Efficiency of the degradome signature in predicting the prognosis of patients with BRCA undergoing different therapies. Differences in the survival of patients undergoing (A) chemotherapy, (B) endocrinotherapy and (C) radiotherapy between the low- and high-risk groups in TCGA cohort.

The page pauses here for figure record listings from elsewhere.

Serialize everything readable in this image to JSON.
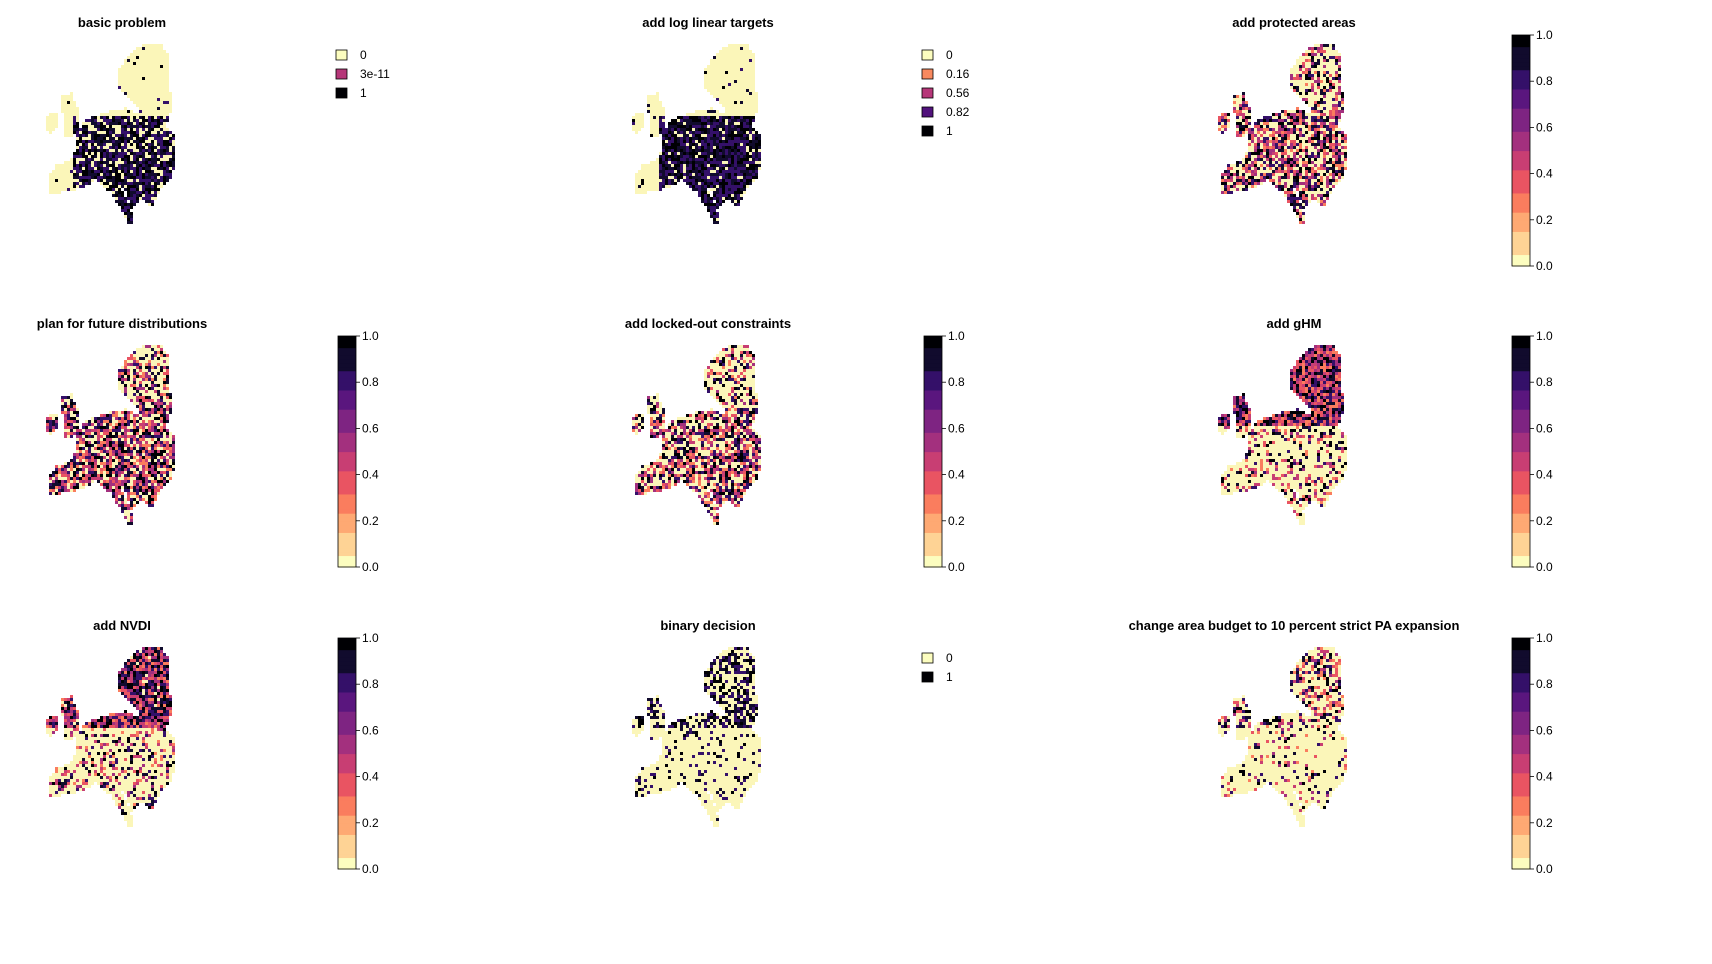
{
  "palette": {
    "magma": [
      "#fcfdbf",
      "#fed395",
      "#fea973",
      "#fa7d5e",
      "#e95462",
      "#c83e73",
      "#a3307e",
      "#7e2482",
      "#5a167e",
      "#341069",
      "#110b2d",
      "#000004"
    ],
    "land_low": "#fbf6b9"
  },
  "chart_data": [
    {
      "type": "heatmap",
      "title": "basic problem",
      "legend_kind": "categorical",
      "legend": [
        {
          "label": "0",
          "color": "#fcfdbf"
        },
        {
          "label": "3e-11",
          "color": "#b63779"
        },
        {
          "label": "1",
          "color": "#000004"
        }
      ],
      "selected_fraction": 0.35,
      "selection_region": "central-south"
    },
    {
      "type": "heatmap",
      "title": "add log linear targets",
      "legend_kind": "categorical",
      "legend": [
        {
          "label": "0",
          "color": "#fcfdbf"
        },
        {
          "label": "0.16",
          "color": "#f8895f"
        },
        {
          "label": "0.56",
          "color": "#b63779"
        },
        {
          "label": "0.82",
          "color": "#51127c"
        },
        {
          "label": "1",
          "color": "#000004"
        }
      ],
      "selected_fraction": 0.4,
      "selection_region": "central-south"
    },
    {
      "type": "heatmap",
      "title": "add protected areas",
      "legend_kind": "continuous",
      "ticks": [
        "0.0",
        "0.2",
        "0.4",
        "0.6",
        "0.8",
        "1.0"
      ],
      "range": [
        0,
        1
      ],
      "selected_fraction": 0.22,
      "selection_region": "mixed"
    },
    {
      "type": "heatmap",
      "title": "plan for future distributions",
      "legend_kind": "continuous",
      "ticks": [
        "0.0",
        "0.2",
        "0.4",
        "0.6",
        "0.8",
        "1.0"
      ],
      "range": [
        0,
        1
      ],
      "selected_fraction": 0.25,
      "selection_region": "mixed"
    },
    {
      "type": "heatmap",
      "title": "add locked-out constraints",
      "legend_kind": "continuous",
      "ticks": [
        "0.0",
        "0.2",
        "0.4",
        "0.6",
        "0.8",
        "1.0"
      ],
      "range": [
        0,
        1
      ],
      "selected_fraction": 0.2,
      "selection_region": "mixed"
    },
    {
      "type": "heatmap",
      "title": "add gHM",
      "legend_kind": "continuous",
      "ticks": [
        "0.0",
        "0.2",
        "0.4",
        "0.6",
        "0.8",
        "1.0"
      ],
      "range": [
        0,
        1
      ],
      "selected_fraction": 0.22,
      "selection_region": "north"
    },
    {
      "type": "heatmap",
      "title": "add NVDI",
      "legend_kind": "continuous",
      "ticks": [
        "0.0",
        "0.2",
        "0.4",
        "0.6",
        "0.8",
        "1.0"
      ],
      "range": [
        0,
        1
      ],
      "selected_fraction": 0.2,
      "selection_region": "north"
    },
    {
      "type": "heatmap",
      "title": "binary decision",
      "legend_kind": "categorical",
      "legend": [
        {
          "label": "0",
          "color": "#fcfdbf"
        },
        {
          "label": "1",
          "color": "#000004"
        }
      ],
      "selected_fraction": 0.22,
      "selection_region": "north"
    },
    {
      "type": "heatmap",
      "title": "change area budget to 10 percent strict PA expansion",
      "legend_kind": "continuous",
      "ticks": [
        "0.0",
        "0.2",
        "0.4",
        "0.6",
        "0.8",
        "1.0"
      ],
      "range": [
        0,
        1
      ],
      "selected_fraction": 0.1,
      "selection_region": "north"
    }
  ]
}
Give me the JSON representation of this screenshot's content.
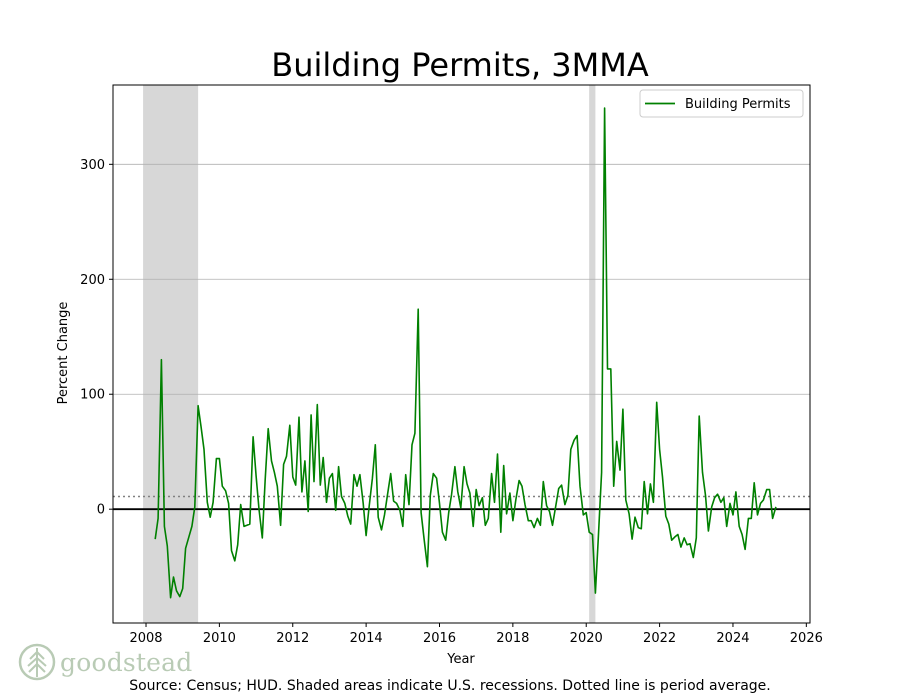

Differences in the survival of patients undergoing (D) chemotherapy, (E) endocrinotherapy and (F) radiotherapy between the low- and high-risk groups in the METABRIC cohort. (G) Proportion of patients with complete response to the first-round chemotherapy and the corresponding drug agents in the two risk groups. (H) Expression pattern of 21 potential molecular targets between the low- and high-risk groups.

Figure 12

Effects of ABHD12 and USP41 on cell proliferation and migration. (A) Evaluation of silencing of ABHD12 and USP41 via western blotting in MCF-7 cells. (B) Evaluation of silencing of ABHD12 and USP41 via western blotting in MDA-MB-435S cells. (C, E) Colony formation assay in MCF-7 cells. (D, F) Colony formation assay in MDA-MB-435S cells. (G, H) CCK8 assay in MCF-7 cells. (I, J) CCK8 assay in MDA-MB-435S cells. (K, M) Transwell assay in MCF-7 cells. (L, N) Transwell assay in MDA-MB-435S cells. ‘*’ indicates P-value < 0.05; ‘**’ indicates P-value < 0.01; ‘***’ indicates P-value < 0.001. "ns" represents non-significant.

Figure 13

Effects of ABHD12 and USP41 on cell invasion. (A, C, D) Wound healing assay in MCF-7 cells. (B, E, F) Wound healing assay in MDA-MB-435S cells. ‘**’ indicates P-value < 0.01; ‘***’ indicates P-value < 0.001. "ns" represents non-significant.